Ele - ele deve se dar conta disso - -
Mas eu não
consegui terminar o resto da frase, porque eu podia na minha cabeça, uma visão
de mim mesma. Uma visão de mim. Uma visão impensável da minha vida se Emmett
deixasse de existir. Eu estremeci horrorizada pela idéia.
Não - não
havia comparação. Bella era só uma humana. Edward não queria que ela fosse
imortal, então não era o mesmo. Edward não podia sentir o mesmo!
-Eu - eu não
queria que as coisas fossem assim, Alice! Eu só queria que ele voltasse pra
casa!-, minha voz era quase um uivo.
-É um pouco
tarde pra isso, Rose-, Alice disse, mais dura e mais fria do que antes. -Guarde
o seu remorso pra alguém que acredite nele-.
Houve um
click, e depois o som da linha.
-Não-, eu
sussurrei.

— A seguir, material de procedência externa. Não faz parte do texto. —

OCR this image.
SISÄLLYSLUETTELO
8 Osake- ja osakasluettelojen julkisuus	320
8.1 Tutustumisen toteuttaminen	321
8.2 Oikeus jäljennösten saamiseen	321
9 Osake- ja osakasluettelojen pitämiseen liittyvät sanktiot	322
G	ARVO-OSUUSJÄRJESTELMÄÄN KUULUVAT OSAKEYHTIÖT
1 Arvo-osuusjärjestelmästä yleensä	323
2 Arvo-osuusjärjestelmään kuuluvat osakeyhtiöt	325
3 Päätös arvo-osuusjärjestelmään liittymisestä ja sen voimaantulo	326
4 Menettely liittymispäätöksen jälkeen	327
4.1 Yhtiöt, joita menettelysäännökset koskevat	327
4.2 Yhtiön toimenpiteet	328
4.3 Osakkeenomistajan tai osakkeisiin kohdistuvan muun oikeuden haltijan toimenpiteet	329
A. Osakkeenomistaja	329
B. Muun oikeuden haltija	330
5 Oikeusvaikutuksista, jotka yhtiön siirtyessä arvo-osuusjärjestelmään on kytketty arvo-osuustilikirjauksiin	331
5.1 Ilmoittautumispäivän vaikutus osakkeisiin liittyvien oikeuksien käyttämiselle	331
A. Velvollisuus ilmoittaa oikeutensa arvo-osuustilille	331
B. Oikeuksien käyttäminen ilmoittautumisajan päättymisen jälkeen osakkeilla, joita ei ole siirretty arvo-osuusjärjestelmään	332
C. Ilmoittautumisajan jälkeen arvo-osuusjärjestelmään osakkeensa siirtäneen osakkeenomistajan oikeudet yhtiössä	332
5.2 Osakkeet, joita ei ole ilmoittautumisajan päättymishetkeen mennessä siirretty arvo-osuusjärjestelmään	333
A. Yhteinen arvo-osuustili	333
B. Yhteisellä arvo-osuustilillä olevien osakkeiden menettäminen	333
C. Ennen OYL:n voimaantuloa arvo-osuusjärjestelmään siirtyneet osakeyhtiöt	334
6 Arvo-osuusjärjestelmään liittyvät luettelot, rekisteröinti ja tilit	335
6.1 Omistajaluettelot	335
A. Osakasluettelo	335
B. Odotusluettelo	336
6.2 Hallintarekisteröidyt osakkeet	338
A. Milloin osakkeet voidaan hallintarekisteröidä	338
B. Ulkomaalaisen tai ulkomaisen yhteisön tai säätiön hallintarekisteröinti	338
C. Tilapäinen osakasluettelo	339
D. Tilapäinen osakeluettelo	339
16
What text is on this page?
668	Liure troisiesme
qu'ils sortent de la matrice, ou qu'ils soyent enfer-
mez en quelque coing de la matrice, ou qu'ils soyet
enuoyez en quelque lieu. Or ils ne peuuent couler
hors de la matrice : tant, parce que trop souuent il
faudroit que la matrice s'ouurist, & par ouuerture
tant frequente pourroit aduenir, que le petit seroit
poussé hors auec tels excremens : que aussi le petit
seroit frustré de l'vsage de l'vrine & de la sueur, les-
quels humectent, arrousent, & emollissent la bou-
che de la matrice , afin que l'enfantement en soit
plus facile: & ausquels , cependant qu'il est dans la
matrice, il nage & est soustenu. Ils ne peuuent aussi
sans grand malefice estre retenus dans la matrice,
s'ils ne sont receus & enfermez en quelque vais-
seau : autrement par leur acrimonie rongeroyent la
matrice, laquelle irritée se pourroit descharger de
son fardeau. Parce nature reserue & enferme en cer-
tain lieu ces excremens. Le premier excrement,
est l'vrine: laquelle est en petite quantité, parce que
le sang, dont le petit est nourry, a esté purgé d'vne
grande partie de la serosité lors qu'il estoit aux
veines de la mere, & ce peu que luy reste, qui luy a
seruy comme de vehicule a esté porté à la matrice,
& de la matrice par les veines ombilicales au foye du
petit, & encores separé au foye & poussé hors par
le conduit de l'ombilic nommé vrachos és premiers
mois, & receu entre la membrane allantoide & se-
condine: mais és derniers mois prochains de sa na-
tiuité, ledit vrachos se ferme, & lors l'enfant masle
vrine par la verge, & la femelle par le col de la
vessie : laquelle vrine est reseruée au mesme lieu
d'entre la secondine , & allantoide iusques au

Eu balancei minha cabeça lentamente por um momento. -Edward tem que
voltar pra casa-.
Eu olhei para
o meu rosto no painel de vidro das portas Francesas, mas eu não conseguia mais
vê-lo. Era só um vulto sem forma de branco e dourado.
Depois,
apesar de tudo, á distância na mata, uma enorme árvore desabou erraticamente,
fora de contexto com o resto da floresta. Emmett.
Eu arranquei
a porta pra fora do meu caminho. Ela fez um barulho agudo contra a parede, mas
o som estava muito atrás de mim enquanto eu corria em direção ao verde.